Shinde’s statement leads to pandemonium in J&K Assembly

Section of Opposition presses for resolution on Guru’s remains that could have NC and Congress on opposite ends

March 12, 2013 02:39 pm | Updated December 04, 2021 11:39 pm IST - JAMMU

Home Minister Sushilkumar Shinde’s refusal to return Afzal Guru’s mortal remains to the family led to a day of ruckus in the Jammu and Kashmir Legislative Assembly on Tuesday as the Valley-based opposition pressed hard on a resolution and the Jammu-based opposition complained that the House was turning into a “platform for secessionists and anti-national elements.”

Speaker Mubarak Gul adjourned the proceedings intermittently four times — lastly till Wednesday —when the members, divided on regional and religious lines, raised slogans and counter-slogans. With conflicting demands they occupied the well, stood up on the tables and threw microphones till the marshals dragged the independent MLA Engineer Rasheed out and the Speaker called it a day.

With the Speaker’s first entry, all members of the opposition Peoples Democratic Party (PDP), along with Mr. Rasheed, Peoples Democratic Front’s Hakeem Mohammad Yasin and the Communist Party of India (Marxist) State Secretary Mohammad Yousuf Tarigami, got up to condemn Mr. Shinde’s statement. They alleged that Mr. Shinde had not only “shut all doors on Kashmir” but also committed “outright contempt” to Parliament as well as the J&K Assembly by making his statement at a third place when both the Parliamentary institutions were in session.

Members unanimous

The members of the Valley-based opposition outfits made it repeatedly clear in one voice that they would not relent until the House passed a resolution, asking the Centre to return Guru’s mortal remains to his family. Even as most of the Ministers and the MLAs of the ruling National Conference (NC) chose to watch the drama as mute spectators, its female legislator Shameema Firdaus made emphatically clear that her party was as much concerned on Guru’s mortal remains as any other party. “We are all on the same page,” she asserted.

The Speaker repeatedly turned down the demand of allowing a resolution with the argument that the House had already held a day-long deliberation on the subject. He pleaded that the House could not discuss the same issue twice under its Rules of Business. His ruling and arguments met with louder slogans: “We want resolution.”

Simultaneously, all the members of the Jammu-based opposition parties —the Bharatiya Janata Party (BJP), the National Panthers Party and the Jammu State Morcha — raised counter-slogans and demands. In one voice, their members argued that the Assembly had no competence to discuss “the hanging of a terrorist who had attacked Parliament and had been executed after being convicted by the Supreme Court of India.” They alleged that some members were wasting the Assembly’s time and raising “antinational slogans, issues and demands.”

“Votebank politics”

“They are playing to the gallery. They are doing it all for votebank politics”, BJP’s Ashok Khajuria yelled about the Kashmiri opposition legislators.
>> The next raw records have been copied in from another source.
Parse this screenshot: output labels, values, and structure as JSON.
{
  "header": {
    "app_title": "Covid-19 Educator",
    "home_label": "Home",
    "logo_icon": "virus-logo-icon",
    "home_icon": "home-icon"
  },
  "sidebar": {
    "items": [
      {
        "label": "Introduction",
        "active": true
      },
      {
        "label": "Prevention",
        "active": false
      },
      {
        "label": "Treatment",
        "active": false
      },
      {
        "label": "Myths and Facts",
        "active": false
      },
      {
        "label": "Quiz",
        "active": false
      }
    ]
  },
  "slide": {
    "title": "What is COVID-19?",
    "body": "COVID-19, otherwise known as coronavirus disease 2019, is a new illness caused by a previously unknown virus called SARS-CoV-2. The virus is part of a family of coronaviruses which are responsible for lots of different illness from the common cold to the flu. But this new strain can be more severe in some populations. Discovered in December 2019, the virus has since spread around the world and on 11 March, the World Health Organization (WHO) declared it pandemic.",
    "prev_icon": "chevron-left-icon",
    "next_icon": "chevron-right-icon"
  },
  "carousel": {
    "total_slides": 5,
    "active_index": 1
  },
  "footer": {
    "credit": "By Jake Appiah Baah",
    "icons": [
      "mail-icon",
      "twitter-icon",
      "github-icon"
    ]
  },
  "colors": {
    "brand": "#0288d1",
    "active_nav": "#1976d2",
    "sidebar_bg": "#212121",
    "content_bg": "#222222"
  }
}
The hullabaloo culminated into an unruly scene when Law Minister Mir Saifullah stood up to make a statement. He was tolerated when he asserted that “this House respects the peoples’ aspirations on this sensitive issue.” However, the opposition MLAs from Jammu confronted him fiercely when he referred to Guru as “Afzal Guru Sahab”. They alleged that the Law Minister was demonstrating his “love and respect” for someone who had been convicted in a heinous crime by the country’s highest judicial forum and hanged to death for his involvement in an attack on the temple of the Indian democracy.

Soon the confrontation intensified. At one point of time, Mr. Rasheed was seen pulling out microphones on the well. Two of the PDP MLAs slapped the watch and ward staff.

The first reaction from the tight-lipped Congress came when Minister of Irrigation and Public Health Engineering Sham Lal Sharma strongly rejected the Valley-based Opposition’s demand.